The Purpose 2 trial, meanwhile, tested the long-acting PrEP drug in a broader population that included cisgender gay and bisexual men, transgender people and nonbinary people at sites across the world. Again, Yeztugo proved to be widely effective at reducing HIV infections; 99.9% of those who took the twice-yearly option did not acquire HIV, with only two cases reported out of more than 2,000 participants. The result showed that Yeztugo is 89% more effective at reducing HIV than once-daily Truvada, the company pointed out.

In studying Yeztugo across the Purpose trials, Gilead noted adherence issues with the once-daily comparators Truvada and its newer option, Descovy. With two yearly injections of Yeztugo, PrEP users can “get it and forget it” instead of having to remember to take a daily pill, Jared Baeten, M.D., Ph.D., Gilead’s senior vice president of clinical development and head of virology, explained in a recent interview with Fierce Pharma.

It's all part of the company’s plan to “redefine the PrEP market” as a whole, Chief Commercial Officer Johanna Mercier noted on an earnings call last summer. While Gilead already has a hold on the PrEP market with its existing pills, “new options” are needed to work toward the goal of “ending infections in this country and around the world,” Baeten said.
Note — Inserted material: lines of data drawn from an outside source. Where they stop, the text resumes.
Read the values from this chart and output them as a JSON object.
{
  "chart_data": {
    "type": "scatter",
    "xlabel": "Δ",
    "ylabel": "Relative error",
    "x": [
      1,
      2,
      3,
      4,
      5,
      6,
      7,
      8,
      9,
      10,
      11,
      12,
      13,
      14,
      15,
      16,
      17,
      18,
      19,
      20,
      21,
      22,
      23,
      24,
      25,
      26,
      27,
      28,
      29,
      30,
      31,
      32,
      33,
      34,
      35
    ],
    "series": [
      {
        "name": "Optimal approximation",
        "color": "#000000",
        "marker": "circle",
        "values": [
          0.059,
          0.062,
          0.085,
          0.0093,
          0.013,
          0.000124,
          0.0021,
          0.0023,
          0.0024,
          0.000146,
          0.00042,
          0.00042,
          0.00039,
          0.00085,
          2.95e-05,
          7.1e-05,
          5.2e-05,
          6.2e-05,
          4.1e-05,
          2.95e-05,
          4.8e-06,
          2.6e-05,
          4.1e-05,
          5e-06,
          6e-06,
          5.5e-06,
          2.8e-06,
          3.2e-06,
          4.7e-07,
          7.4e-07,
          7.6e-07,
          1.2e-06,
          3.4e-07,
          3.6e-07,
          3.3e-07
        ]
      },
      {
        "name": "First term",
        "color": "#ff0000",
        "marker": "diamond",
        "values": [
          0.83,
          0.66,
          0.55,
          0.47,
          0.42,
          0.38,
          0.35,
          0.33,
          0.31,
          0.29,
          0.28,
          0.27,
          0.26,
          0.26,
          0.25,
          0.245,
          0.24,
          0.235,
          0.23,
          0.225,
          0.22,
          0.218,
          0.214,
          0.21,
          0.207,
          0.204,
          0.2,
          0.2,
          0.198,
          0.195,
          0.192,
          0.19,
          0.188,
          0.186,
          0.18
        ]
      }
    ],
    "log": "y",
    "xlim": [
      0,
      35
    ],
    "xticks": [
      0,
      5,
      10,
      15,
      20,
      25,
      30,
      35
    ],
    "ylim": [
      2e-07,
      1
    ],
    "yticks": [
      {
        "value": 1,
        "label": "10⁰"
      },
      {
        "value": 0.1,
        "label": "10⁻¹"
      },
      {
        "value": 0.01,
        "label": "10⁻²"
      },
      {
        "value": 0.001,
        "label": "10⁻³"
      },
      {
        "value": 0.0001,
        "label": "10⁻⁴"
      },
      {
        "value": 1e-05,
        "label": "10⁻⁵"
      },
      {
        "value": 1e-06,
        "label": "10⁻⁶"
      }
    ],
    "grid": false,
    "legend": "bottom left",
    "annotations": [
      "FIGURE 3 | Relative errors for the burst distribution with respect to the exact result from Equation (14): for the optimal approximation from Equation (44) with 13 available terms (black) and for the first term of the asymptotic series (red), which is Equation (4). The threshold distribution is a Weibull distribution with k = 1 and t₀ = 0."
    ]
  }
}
Now, with the FDA’s blessing, the company can hit the ground running with the “thoughtful and creative” rollout it’s been plotting (PDF) for months.


Global access 
 

Gilead has already set up agreements with six drugmakers that were given a royalty-free license to make and supply low-cost versions of the long-acting PrEP option in 120 high-incidence, resource-limited countries. It also is utilizing the European Medicines Agency’s EU-Medicines for all program to allow other drug regulators to leverage Europe’s accelerated review of the drug for their own assessments, potentially speeding up broader global access.

“We see the potential for lenacapavir to be a medicine of global impact,” Baeton said. “We’re pushing on all sides to make sure that the impact at the global scale is going to fulfill the promise that lenacapavir holds.”

Even so, to deliver on its goal of widening the existing PrEP market, “targeted approaches” will be needed to unlock underpenetrated markets overseas, Citi analysts pointed out in a December note to clients. In the U.S., Gilead looks to expand the 400,000-person PrEP market to more than 1 million people by the mid-2030s and will execute on a Yeztugo access strategy “designed to enable broad uptake and availability for individuals with and without insurance coverage,” it said. 

Yeztugo marks another feather in Gilead's cap when it comes to the company's leading HIV portfolio. The drug's active ingredient, lenacapavir, was first approved several years ago for adults with multidrug-resistant HIV under the brand name Sunlenca. It’s a “tiny, tiny population,” Baeton said, but one that the company is “so proud” to treat.

Despite the company’s work in other treatment areas like oncology and liver disease, Gilead's HIV products continue to make up the majority of its overall sales, driven largely by HIV treatment Biktarvy. 

Gilead hasn’t yet offered specific sales expectations for Yeztugo, but it expects the current PrEP market to grow “quite rapidly” upon launch considering that many PrEP-naïve people are “hanging in there” until it’s available, Mercier said on an April earnings call. Mizuho analysts previously put lenacapavir's peak annual sales potential at around $4 billion to $5 billion but have since doubled that projection to around $8 billion in peak worldwide sales, the analysts wrote in a recent note to clients. 

Until now, GSK’s 2021-approved every-two-month Apretude was the longest-acting player in the PrEP market. Considering Yeztugo's launch is “one of the most awaited in the HIV market,” Citi analysts figure Gilead’s PrEP portfolio can secure more than a 60% share of the U.S. PrEP market by the mid-2030s, according to the analytics firms' December note.